“ラボ”の意義、どう伝える?
私が訪ねた米国マサチューセッツ州の老舗地元紙、ボストン・グローブ紙で繰り返し言われたのは「新聞社なんだから、ビジネスをしつつ発信しろ」ということでした。グローブには実験を繰り返す部署「グローブラボ」があり、2人の男女がフロアの一角で新規ビジネスや報道の新しいあり方を開発していました。
対応してくれたのはアドリエンヌという女性。赤く染めた髪に、ブーツインした赤いパンツ、ミントグリーンのタンクトップに大振りのピアス。グローブは19世紀から発行を続けている超名門紙だけに、ぶっ飛んだ格好に驚きました。
「編集局のエリート記者がラボの横を通ると、あの人たちは何をしているんだろう、と私たちを怪訝な目で見るんです」とアドリエンヌ。朝日新聞メディアラボも、ほかの社員や外部の人から「何をやっているんだろう」「意味が分からない」と言われることがあるので、私は「 分かるよ!すごく!」と答えました。
「実験といっても、ビジネスになるのか。遊びだと思われないか」とアドリエンヌに聞くと、「かつて新聞には世の中の新しい情報がなんでも載っていると思われたが、今は違う。エッジが効いたことをやるのがメディアのプライドだし、発信をして地域の人を巻き込みながら次の稼ぎを考えることは新聞社ならではの手法だ」と返ってきます。
グローブの「ラボ」では、ネット上に投稿された食べ物の写真を時系列的に分析して、地元のどのレストランが混雑しているかを調査したり、データジャーナリズムのイベントをMITやハーバードなど地域の大学の協力で開催したりして、地元を巻き込んだ「発信」を繰り返しています。そのユニークさにひかれて購読を始めた読者も少なくないそうです。
もちろん、私たち朝日新聞メディアラボでやっていることも「遊び」ではありません。ただ、やっていることが伝わりにくいですし、収益にはすぐに結びつくものは少ないことから、誤解を受けることもあります。

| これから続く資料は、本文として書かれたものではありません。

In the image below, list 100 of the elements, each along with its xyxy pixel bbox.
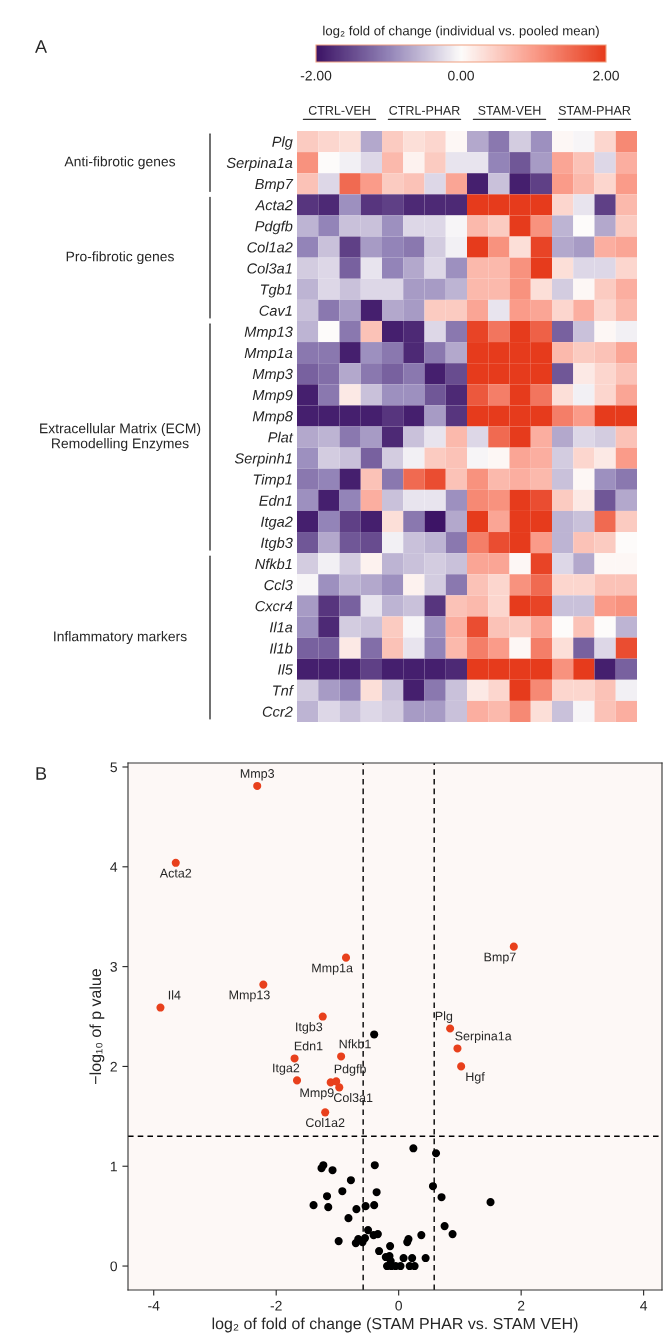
y-tick-label: Itga2 (260, 516, 293, 530)
point (337, 1052, 346, 1061)
y-tick-label: Plg (272, 136, 293, 150)
y-tick-label: Ccr2 (262, 706, 293, 717)
point (322, 1192, 332, 1201)
text: A (35, 40, 48, 53)
text: STAM-VEH (478, 105, 541, 115)
point (486, 1198, 495, 1207)
point (346, 1176, 355, 1185)
point (399, 1254, 408, 1263)
point (453, 1044, 462, 1053)
y-tick-label: Timp1 (253, 473, 292, 488)
y-tick-label: Mmp13 (244, 326, 293, 340)
y-tick-label: Tgb1 (260, 284, 292, 298)
y-tick-label: Col1a2 (247, 241, 293, 253)
data-label: Pdgfb (334, 1064, 366, 1076)
color-bar-title: log₂ fold of change (individual vs. pooled mean) (323, 25, 599, 39)
x-tick-label: 4 (640, 1300, 648, 1311)
text: CTRL-VEH (308, 105, 370, 115)
text: Pro-fibrotic genes (66, 251, 174, 265)
y-tick-label: Plat (268, 431, 294, 443)
point (440, 1222, 449, 1231)
y-tick-label: Serpina1a (226, 157, 293, 171)
y-tick-label: Col3a1 (247, 262, 292, 274)
x-tick-label: 0 (395, 1300, 402, 1311)
y-tick-label: Mmp1a (244, 347, 293, 361)
x-tick-label: -4 (148, 1300, 160, 1311)
point (370, 1030, 379, 1039)
point (318, 1012, 327, 1021)
data-label: Acta2 (159, 868, 192, 878)
data-label: Nfkb1 (339, 1039, 371, 1049)
y-tick-label: Cxcr4 (255, 601, 293, 612)
data-label: Mmp9 (300, 1088, 334, 1100)
point (375, 1247, 384, 1256)
y-tick-label: Nfkb1 (255, 558, 292, 570)
y-tick-label: Mmp3 (252, 368, 293, 383)
y-tick-label: Pdgfb (255, 220, 293, 235)
data-label: Mmp1a (312, 963, 353, 975)
point (324, 1203, 333, 1212)
y-tick-label: Il1b (269, 642, 293, 654)
y-tick-label: 5 (110, 762, 117, 773)
point (156, 1003, 165, 1012)
y-tick-label: Il5 (278, 663, 293, 675)
point (372, 1188, 381, 1197)
point (290, 1054, 299, 1063)
point (364, 1226, 373, 1235)
text: Anti-fibrotic genes (64, 156, 176, 170)
data-label: Col3a1 (333, 1092, 373, 1103)
point (328, 1166, 337, 1175)
y-axis-title: −log₁₀ of p value (89, 969, 105, 1084)
point (431, 1149, 441, 1158)
text: B (36, 767, 47, 780)
y-tick-label: Edn1 (259, 495, 292, 506)
data-label: Il4 (168, 990, 181, 1000)
y-tick-label: Il1a (269, 621, 293, 633)
y-tick-label: 2 (110, 1061, 117, 1072)
point (448, 1230, 457, 1239)
color-bar-label: -2.00 (300, 70, 332, 81)
y-tick-label: Itgb3 (260, 537, 293, 551)
point (386, 1242, 395, 1251)
point (370, 1161, 379, 1170)
y-tick-label: Ccl3 (264, 579, 293, 591)
y-tick-label: 0 (110, 1261, 118, 1272)
y-tick-label: Mmp8 (252, 411, 293, 425)
point (421, 1254, 430, 1263)
point (361, 1202, 370, 1211)
data-label: Bmp7 (484, 952, 516, 964)
point (334, 1237, 343, 1246)
data-label: Col1a2 (306, 1117, 345, 1128)
point (428, 1182, 438, 1191)
point (408, 1254, 417, 1263)
point (437, 1193, 446, 1202)
point (409, 1144, 418, 1153)
text: STAM-PHAR (558, 105, 631, 115)
y-tick-label: 4 (110, 862, 118, 872)
data-label: Hgf (466, 1071, 485, 1084)
text: Extracellular Matrix (ECM) Remodelling Enzymes (40, 423, 201, 452)
data-label: Itgb3 (296, 1022, 323, 1034)
point (341, 953, 351, 962)
point (309, 1201, 318, 1210)
x-tick-label: 2 (517, 1300, 525, 1311)
point (335, 1083, 344, 1092)
point (369, 1231, 378, 1240)
point (344, 1214, 353, 1223)
y-tick-label: Bmp7 (255, 179, 294, 193)
y-tick-label: 3 (110, 961, 117, 972)
data-label: Edn1 (294, 1041, 323, 1051)
point (259, 980, 268, 989)
point (457, 1062, 466, 1071)
text: CTRL-PHAR (389, 105, 460, 115)
color-bar-label: 2.00 (593, 70, 619, 81)
text: Inflammatory markers (54, 631, 187, 645)
color-bar-label: 0.00 (448, 70, 474, 81)
x-axis-title: log₂ of fold of change (STAM PHAR vs. STAM VEH) (212, 1317, 578, 1333)
data-label: Plg (435, 1011, 453, 1023)
x-tick-label: -2 (270, 1300, 282, 1311)
data-label: Serpina1a (455, 1031, 512, 1043)
point (171, 858, 180, 867)
point (351, 1239, 360, 1248)
point (352, 1205, 361, 1214)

それだけに情報発信や広報は大切だと思っています。
私が日本に戻って、インターネットのニュースサイト「ザ・ハフィントン・ポスト」で「メディアの実験は成功するか」と題した記事を書いたのも、そうした思いからです。
新聞記者が書くような事実を伝えるニュース記事とは違う形で、考えたことを発信してみようと思ったからです(もちろんこのコラムも、発信の一つになれば良いな、と考えています)。
とはいえ、広報するのもむずかしいと感じています。このコラムを書きながら、複数の企業の広報担当者に話を聞いたら、「直接的な売り上げがたたない広報の仕事は社内で伝わりにくい」「ふわっとした部署だと言われる」という声が返ってきました。
外に発信する広報の仕事は、自分たちの会社が世の中でどう見られているか(社会の中でどういう役割を担うべきか)を時には営業のように考え、一般消費者や取引先の声をキャッチし、社内にも自社の情報を行き渡らせて会社をまとめる部隊――単なる宣伝とは違う仕事であることは、これまで記者として取材して分かっていたつもりでしたが、確かにその意義をバシっと説明するのはむずかしい。
新聞社として、新聞記事以外での発信方法をどんどん編み出していきたいです。特に、メディアである朝日新聞がやることは、ライバルにもなる他メディアは取り上げにくいので、難しいけどチャレンジングなテーマです。